Environmental datasets also utilize novel markers or functional genes for which there is not a large curated database for comparison, nor clustering pipelines carefully tuned to define species-level taxonomic clusters. However, it is common and useful for researchers to calculate a phylogenetic tree from the sequence data, and the source sample from which the individual sequences were derived is generally known. For this situation phyloseq contains a method, tipglom(), that takes as input a phylogenetic tree and sequence-source hash table, and returns a higher-order object, including an otuTable. The tipglom() method uses a default greedy clustering based on a branch-length distance threshold — or an alternative user-provided tree-based method — to agglomerate closely related sequences as one taxa. Each merging step is carried out by a user-accessible method called mergespecies(), which ensures consistency between tree and species abundance tables during each merge. In Fig. 6 we provide an example of an unprocessed tree calculated from more than 400 sequences of the same functional gene, derived from multiple environmental samples. We also show the same tree after processing by the tipglom function (species branch-length cutoff of 0.1), and plotted using a phyloseq method for displaying otuTree objects. In addition to consolidating similar sequences for legibility, this new tree reveals information about particular taxa that appear in multiple samples, as well as portions of the tree that originate from only one sample type.

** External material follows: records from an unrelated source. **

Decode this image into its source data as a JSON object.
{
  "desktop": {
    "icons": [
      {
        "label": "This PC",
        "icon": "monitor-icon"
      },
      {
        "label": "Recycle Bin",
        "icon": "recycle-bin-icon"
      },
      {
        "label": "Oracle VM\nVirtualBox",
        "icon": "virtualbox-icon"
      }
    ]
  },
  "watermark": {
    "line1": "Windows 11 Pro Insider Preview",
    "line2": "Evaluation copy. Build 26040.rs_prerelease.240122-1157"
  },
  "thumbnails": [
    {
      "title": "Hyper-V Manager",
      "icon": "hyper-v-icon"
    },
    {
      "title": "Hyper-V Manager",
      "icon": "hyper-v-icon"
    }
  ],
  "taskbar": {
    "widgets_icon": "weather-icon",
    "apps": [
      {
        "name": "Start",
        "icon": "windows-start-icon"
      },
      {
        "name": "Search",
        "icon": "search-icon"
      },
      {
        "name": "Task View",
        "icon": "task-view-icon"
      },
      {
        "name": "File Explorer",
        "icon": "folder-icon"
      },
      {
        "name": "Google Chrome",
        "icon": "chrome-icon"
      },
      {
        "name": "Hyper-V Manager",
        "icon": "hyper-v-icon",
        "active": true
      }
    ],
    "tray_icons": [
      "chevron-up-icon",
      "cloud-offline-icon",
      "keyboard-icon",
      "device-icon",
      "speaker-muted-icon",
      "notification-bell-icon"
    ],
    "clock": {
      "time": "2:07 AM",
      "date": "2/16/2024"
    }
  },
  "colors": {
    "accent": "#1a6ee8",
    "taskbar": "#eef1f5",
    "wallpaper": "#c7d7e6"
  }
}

We describe a new Bioconductor package, phyloseq, for handling, filtering, and analysing high-throughput phylogenetic sequencing data after it has been processed in a sequence clustering pipeline. The phyloseq package provides extensions for leveraging analysis from other ecology-related packages, such as adephylo, vegan, picante, as well as other packages that we have found useful for data of this type. phyloseq also provides useful wrappers for key analysis pipelines that should help to streamline statistical analysis of data from phylogenetic sequencing projects. We hope that this package provides a useful class structure, methods, and methods extensions that will streamline the input of phylogenetic sequencing data, its QC/QA processing and trimming, and especially its analysis and graphical representation by this and other Bioconductor/R packages.
We would like to thank the developers of all the open source packages we used, in particular Rob Knight and his lab for QIIME, Hadley Wickham for ggplot2 and the Bioconductor and R teams. Julia Fukuyama, Sam Pimentel, Kris Sarkan and Dustin Janatpour provided feed-back on phyloseq. David Relman, Les Dethlefsen, and other members of the Relman lab, as well as Samantha Ying provided relevant data examples and data analysis questions. Alfred Spormann, Tyrrell Nelson and Tim Meyer also provided early versions of an illustrative data set. This work was also supported by grant NIH-R01GM086884.
aThroughout this article we use regular or italics font for packages/applications with names that are capitalized or uncapitalized, respectively. We further use a courier style font for R code, including function and class names.